Me gustaba una canción de Brel que decía: “Cuando sea viejo pienso ser insoportable. Mi gato habrá muerto, mi barba será patética...” Luego el pobre Brel no llegó a viejo. Últimamente tarareo mucho esa canción. Por ejemplo, cuando veo fotos de unos cuantos jubilados cortando el tráfico de la Meridiana. ¿Serían los mismos ancianos, u otros, los que ahora han irrumpido en la sesión plenaria del Parlament sosteniendo unas pancartas en que acusaban a los diputados de ser “unos vividores” y reprochándoles que no luchen de verdad por la independencia de no sé qué? ¿Por qué harán estas cosas? Si tan desocupados y aburridos están esos viejecitos, ¿por qué, en vez de enredar, no quedan en el parque para jugar a la petanca? ¿Por qué no se reúnen en alguna cafetería de la calle Petritxol, y meriendan grandes tazas de chocolate?
No, prefieren incordiar, meterse donde no les llaman. Carcamales en medio de la calzada de la Meridiana. Carcamales entre los terciopelos rojos del Parlamento.
Estas son cosas que pasan porque nadie me hace caso. Mira que ya tengo repetido maintes fois (muchas veces) que una vez alcanzada cierta edad, sobre todo si uno ha dejado de estar adscrito al sector productivo de la sociedad, y está jubilado, es decir, que en vez de aportar fondos a las arcas del Estado los retira (porque se supone que la avanzada edad le debilita y le exime del trabajo), debe dejar de opinar sobre política y debe dejar de votar en los comicios. ¿Eximido de trabajo? Eximido, también, del derecho y el deber de votar.
Por decirlo con una metáfora marinera como las que tanto gustaban al señor Artur Mas, si no estás remando, no quieras decir qué rumbo debe seguir la barca. No remar por descontado que no te resta dignidad ni respeto. Siempre y cuando no molestes con tus bruscos movimientos y contribuyas así a la zozobra.
Cuando uno envejece, es notorio que pierde fácilmente facultades. Se olvidan las cosas, se caen los dientes. Cuesta aprender el uso de las nuevas maquinitas. Se vuelve uno fácilmente un estorbo. Salvo aquellos conocidos y amigos que se quedan por el camino, como lúgubres advertencias de lo que nos espera, ése es el destino de todos. Sabiéndolo, hay que callar la boca.

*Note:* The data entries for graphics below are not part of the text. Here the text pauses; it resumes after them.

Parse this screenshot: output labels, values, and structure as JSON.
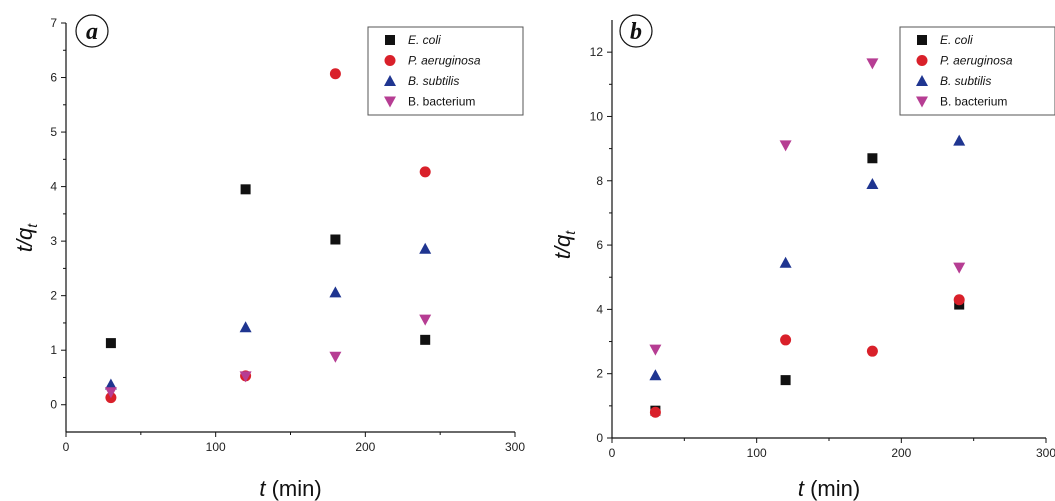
{
  "chart_data": [
    {
      "type": "scatter",
      "panel_label": "a",
      "xlabel_var": "t",
      "xlabel_unit": " (min)",
      "ylabel_var": "t/q",
      "ylabel_sub": "t",
      "xlim": [
        0,
        300
      ],
      "ylim": [
        -0.5,
        7
      ],
      "xticks": [
        0,
        100,
        200,
        300
      ],
      "yticks": [
        0,
        1,
        2,
        3,
        4,
        5,
        6,
        7
      ],
      "legend_position": "top-right",
      "grid": false,
      "series": [
        {
          "name": "E. coli",
          "italic": true,
          "marker": "square",
          "color": "#111111",
          "points": [
            {
              "x": 30,
              "y": 1.13
            },
            {
              "x": 120,
              "y": 3.95
            },
            {
              "x": 180,
              "y": 3.03
            },
            {
              "x": 240,
              "y": 1.19
            }
          ]
        },
        {
          "name": "P. aeruginosa",
          "italic": true,
          "marker": "circle",
          "color": "#d9202a",
          "points": [
            {
              "x": 30,
              "y": 0.13
            },
            {
              "x": 120,
              "y": 0.53
            },
            {
              "x": 180,
              "y": 6.07
            },
            {
              "x": 240,
              "y": 4.27
            }
          ]
        },
        {
          "name": "B. subtilis",
          "italic": true,
          "marker": "triangle-up",
          "color": "#1f3590",
          "points": [
            {
              "x": 30,
              "y": 0.37
            },
            {
              "x": 120,
              "y": 1.42
            },
            {
              "x": 180,
              "y": 2.06
            },
            {
              "x": 240,
              "y": 2.86
            }
          ]
        },
        {
          "name": "B. bacterium",
          "italic": false,
          "marker": "triangle-down",
          "color": "#b63d93",
          "points": [
            {
              "x": 30,
              "y": 0.23
            },
            {
              "x": 120,
              "y": 0.52
            },
            {
              "x": 180,
              "y": 0.88
            },
            {
              "x": 240,
              "y": 1.56
            }
          ]
        }
      ]
    },
    {
      "type": "scatter",
      "panel_label": "b",
      "xlabel_var": "t",
      "xlabel_unit": " (min)",
      "ylabel_var": "t/q",
      "ylabel_sub": "t",
      "xlim": [
        0,
        300
      ],
      "ylim": [
        0,
        13
      ],
      "xticks": [
        0,
        100,
        200,
        300
      ],
      "yticks": [
        0,
        2,
        4,
        6,
        8,
        10,
        12
      ],
      "legend_position": "top-right",
      "grid": false,
      "series": [
        {
          "name": "E. coli",
          "italic": true,
          "marker": "square",
          "color": "#111111",
          "points": [
            {
              "x": 30,
              "y": 0.85
            },
            {
              "x": 120,
              "y": 1.8
            },
            {
              "x": 180,
              "y": 8.7
            },
            {
              "x": 240,
              "y": 4.15
            }
          ]
        },
        {
          "name": "P. aeruginosa",
          "italic": true,
          "marker": "circle",
          "color": "#d9202a",
          "points": [
            {
              "x": 30,
              "y": 0.8
            },
            {
              "x": 120,
              "y": 3.05
            },
            {
              "x": 180,
              "y": 2.7
            },
            {
              "x": 240,
              "y": 4.3
            }
          ]
        },
        {
          "name": "B. subtilis",
          "italic": true,
          "marker": "triangle-up",
          "color": "#1f3590",
          "points": [
            {
              "x": 30,
              "y": 1.95
            },
            {
              "x": 120,
              "y": 5.45
            },
            {
              "x": 180,
              "y": 7.9
            },
            {
              "x": 240,
              "y": 9.25
            }
          ]
        },
        {
          "name": "B. bacterium",
          "italic": false,
          "marker": "triangle-down",
          "color": "#b63d93",
          "points": [
            {
              "x": 30,
              "y": 2.75
            },
            {
              "x": 120,
              "y": 9.1
            },
            {
              "x": 180,
              "y": 11.65
            },
            {
              "x": 240,
              "y": 5.3
            }
          ]
        }
      ]
    }
  ]
}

Cuando yo trabajaba en las redacciones, solía aparecer de vez en cuando algún jubilado más o menos encantador que se aburría en casa, añoraba la vida laboral, la excitación del oficio, la compañía de los colegas, y venía, bien perfumado con abundante agua de colonia, a estorbarnos preguntando qué hacíamos. “Pues ya lo ve, don Mengano: trabajando”, explicábamos, disimulando la impaciencia. “Ah, ya, ya veo. ¿Y en qué trabajas? ¿Qué escribes?” Ganas venían de responder: “¡Tu obituario! ¡Estoy escribiendo tu maldito obituario!”.
Yo nunca fui ni seré uno de estos viejos nostálgicos y perfumados. Yo cuando me fui ya no volví. Y como yo, somos muchos los que nos hemos hecho el firme propósito de no molestar demasiado. Si llego a viejo quizá seré insoportable. Mi gato habrá muerto, mi barba será patética. Pero ya te digo que no se me verá en ningún teatrillo de representación política, haciendo el imbécil con una pancarta, en compañía de otros abuelos cebolleta a los que sus hijos les han hecho creer, con paternalismo viscoso, que son depositarios de un conocimiento valiosísimo que sólo se adquiere con la experiencia de los años, y que encarnan la conciencia de la sociedad. No cortaré la Meridiana. No pienso ni siquiera bostezar en el Liceu. Me gustaría no ser lo que en Francia llaman “un vieux con”, y en España, “un viejo imbécil”. Insoportable, quizá; pero sin que se note mucho, y sin reproches ni pancartas.